There are four miles of easily navigable (though not wheelchair-friendly) and well-marked trails here that make for great short hikes. If you have plenty of time, then consider wandering through the entire course that meanders through the mostly flat prairie grasslands. This route can serve as a nice buildup for the spectacle of multicolored hoodoos that await you. Obviously if time is an issue, then you’ll want to bypass these trails that loop around the grasslands and head straight for the hoodoos. It’s a one-way trip of about one mile to get to the colored cliffs.
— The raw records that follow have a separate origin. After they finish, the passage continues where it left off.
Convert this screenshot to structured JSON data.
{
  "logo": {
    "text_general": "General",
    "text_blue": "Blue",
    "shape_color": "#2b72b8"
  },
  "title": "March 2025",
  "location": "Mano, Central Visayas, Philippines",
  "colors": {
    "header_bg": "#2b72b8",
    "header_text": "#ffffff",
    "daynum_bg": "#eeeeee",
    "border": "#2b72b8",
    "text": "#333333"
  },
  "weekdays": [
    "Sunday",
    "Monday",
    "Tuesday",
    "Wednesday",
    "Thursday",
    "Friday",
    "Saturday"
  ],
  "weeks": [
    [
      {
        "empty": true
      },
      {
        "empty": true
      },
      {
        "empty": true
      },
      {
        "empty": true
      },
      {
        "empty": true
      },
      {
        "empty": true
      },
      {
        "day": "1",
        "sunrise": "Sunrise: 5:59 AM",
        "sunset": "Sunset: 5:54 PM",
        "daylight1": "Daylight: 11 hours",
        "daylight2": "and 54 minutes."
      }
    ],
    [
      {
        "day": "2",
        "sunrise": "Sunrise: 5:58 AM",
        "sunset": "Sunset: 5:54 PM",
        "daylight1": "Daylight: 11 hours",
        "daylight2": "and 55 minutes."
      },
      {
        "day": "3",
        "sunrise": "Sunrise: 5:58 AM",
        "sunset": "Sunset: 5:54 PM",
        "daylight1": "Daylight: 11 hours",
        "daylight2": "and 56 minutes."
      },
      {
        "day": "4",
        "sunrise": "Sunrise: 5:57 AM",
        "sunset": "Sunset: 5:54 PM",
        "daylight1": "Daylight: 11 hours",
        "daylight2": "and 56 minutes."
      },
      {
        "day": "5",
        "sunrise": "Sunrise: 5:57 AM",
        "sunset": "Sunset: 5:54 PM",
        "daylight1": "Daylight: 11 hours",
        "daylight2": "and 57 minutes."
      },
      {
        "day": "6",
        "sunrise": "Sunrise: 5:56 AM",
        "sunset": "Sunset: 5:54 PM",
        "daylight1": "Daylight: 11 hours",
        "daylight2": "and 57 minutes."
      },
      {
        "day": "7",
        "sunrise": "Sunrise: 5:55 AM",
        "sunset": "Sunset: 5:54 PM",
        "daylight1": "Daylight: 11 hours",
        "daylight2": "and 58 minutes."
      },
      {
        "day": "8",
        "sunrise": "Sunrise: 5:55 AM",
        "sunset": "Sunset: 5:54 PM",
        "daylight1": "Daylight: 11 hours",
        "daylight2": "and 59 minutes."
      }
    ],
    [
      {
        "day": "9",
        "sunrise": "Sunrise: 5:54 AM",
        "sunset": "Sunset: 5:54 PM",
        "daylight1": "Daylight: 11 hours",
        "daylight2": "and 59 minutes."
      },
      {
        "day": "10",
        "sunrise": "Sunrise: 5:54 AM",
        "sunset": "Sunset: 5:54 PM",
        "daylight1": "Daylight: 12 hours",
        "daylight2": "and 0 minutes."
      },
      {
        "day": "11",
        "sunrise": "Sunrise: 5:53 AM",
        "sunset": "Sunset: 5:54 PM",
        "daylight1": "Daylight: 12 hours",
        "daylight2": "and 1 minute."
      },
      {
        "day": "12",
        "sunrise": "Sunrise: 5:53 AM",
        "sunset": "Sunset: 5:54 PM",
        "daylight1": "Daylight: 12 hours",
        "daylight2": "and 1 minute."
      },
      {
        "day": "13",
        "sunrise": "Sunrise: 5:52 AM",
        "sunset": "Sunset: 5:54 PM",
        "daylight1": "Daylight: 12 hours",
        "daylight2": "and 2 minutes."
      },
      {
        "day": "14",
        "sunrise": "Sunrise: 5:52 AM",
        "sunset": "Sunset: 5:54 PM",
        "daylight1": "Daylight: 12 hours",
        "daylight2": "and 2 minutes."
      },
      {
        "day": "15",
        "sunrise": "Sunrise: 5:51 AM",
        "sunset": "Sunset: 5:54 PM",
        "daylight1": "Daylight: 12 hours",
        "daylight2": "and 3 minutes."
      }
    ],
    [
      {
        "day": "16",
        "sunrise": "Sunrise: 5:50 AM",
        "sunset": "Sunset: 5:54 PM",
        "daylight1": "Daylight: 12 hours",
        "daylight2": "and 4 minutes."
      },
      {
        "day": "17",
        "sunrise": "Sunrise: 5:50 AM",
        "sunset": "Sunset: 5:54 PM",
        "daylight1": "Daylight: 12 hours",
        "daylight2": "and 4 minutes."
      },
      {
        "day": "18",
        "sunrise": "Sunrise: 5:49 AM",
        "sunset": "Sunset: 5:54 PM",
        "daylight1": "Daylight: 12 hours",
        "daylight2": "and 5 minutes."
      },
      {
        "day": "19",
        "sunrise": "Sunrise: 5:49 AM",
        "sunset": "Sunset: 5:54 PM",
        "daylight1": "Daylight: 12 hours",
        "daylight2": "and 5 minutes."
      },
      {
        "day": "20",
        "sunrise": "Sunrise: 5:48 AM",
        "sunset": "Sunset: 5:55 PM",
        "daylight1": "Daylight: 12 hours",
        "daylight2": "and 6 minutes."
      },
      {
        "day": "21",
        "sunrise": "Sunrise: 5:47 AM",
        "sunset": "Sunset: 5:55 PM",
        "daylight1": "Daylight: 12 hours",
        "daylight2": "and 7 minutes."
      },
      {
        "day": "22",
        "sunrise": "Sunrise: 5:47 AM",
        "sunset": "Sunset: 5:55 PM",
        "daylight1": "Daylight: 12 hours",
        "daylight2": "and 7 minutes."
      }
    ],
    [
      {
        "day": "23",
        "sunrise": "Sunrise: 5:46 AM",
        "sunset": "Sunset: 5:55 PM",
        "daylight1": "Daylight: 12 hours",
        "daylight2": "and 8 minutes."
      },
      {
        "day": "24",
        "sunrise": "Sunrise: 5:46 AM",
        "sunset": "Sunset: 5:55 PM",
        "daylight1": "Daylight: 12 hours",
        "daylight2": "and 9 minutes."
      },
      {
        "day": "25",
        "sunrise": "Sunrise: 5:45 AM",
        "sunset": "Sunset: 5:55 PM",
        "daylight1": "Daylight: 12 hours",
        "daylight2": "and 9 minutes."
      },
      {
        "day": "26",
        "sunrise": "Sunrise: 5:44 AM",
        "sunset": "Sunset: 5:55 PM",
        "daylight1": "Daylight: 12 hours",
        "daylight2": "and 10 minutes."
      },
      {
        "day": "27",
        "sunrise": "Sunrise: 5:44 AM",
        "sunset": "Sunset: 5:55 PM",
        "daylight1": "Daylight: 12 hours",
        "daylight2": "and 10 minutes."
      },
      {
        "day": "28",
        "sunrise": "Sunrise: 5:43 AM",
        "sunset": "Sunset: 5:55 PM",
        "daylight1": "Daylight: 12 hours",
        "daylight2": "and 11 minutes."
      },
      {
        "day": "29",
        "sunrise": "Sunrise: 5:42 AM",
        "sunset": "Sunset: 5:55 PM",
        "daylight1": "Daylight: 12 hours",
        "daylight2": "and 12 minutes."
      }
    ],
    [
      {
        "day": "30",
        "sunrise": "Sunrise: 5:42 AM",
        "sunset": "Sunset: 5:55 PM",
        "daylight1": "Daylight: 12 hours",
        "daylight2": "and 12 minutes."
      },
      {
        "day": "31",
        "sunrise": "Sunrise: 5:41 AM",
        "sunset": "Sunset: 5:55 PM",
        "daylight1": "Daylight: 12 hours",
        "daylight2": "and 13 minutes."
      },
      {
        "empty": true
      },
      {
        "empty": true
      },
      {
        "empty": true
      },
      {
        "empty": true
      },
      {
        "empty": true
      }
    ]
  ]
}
A couple hours is probably enough time for most visitors to explore the park, but you could easily spend twice that amount of time if you chose to take a leisurely stroll through the entire park.

Paint Mines

Photo by Ryan Lµdwig.

Don’t forget that bikes and pets are not allowed in the park (and for good reason). These geologic formations here are extremely fragile and prone to erosion, so be aware of your surroundings and tread lightly when you make it here. And of course do not climb on the brittle hoodoos. Be sure to abide by the rules and don’t affect any artifacts, rocks, plants, etc. In fact, if you come across any such artifacts or fossils, you should report it to the park by calling the number below so they can document the object. If you enjoy being led on hikes by a professional guide, then look into a guided hike with one of the park rangers, where you’ll be educated on the unique history of this park while taking in the sights.

Tips

  • If you’re pressed for time, then park at the farthest north parking area—the most interesting formations are closest to that point.
  • A sunny day, especially after a rain shower, is the best time to see these hoodoos at their brightest.
  • Be aware of the weather forecast as you head into the area, because storms are known to catch visitors off guard and roll into the park very quickly.
  • Bring plenty of water if visiting in the summer, since there is virtually no shade and also no facilities in the area.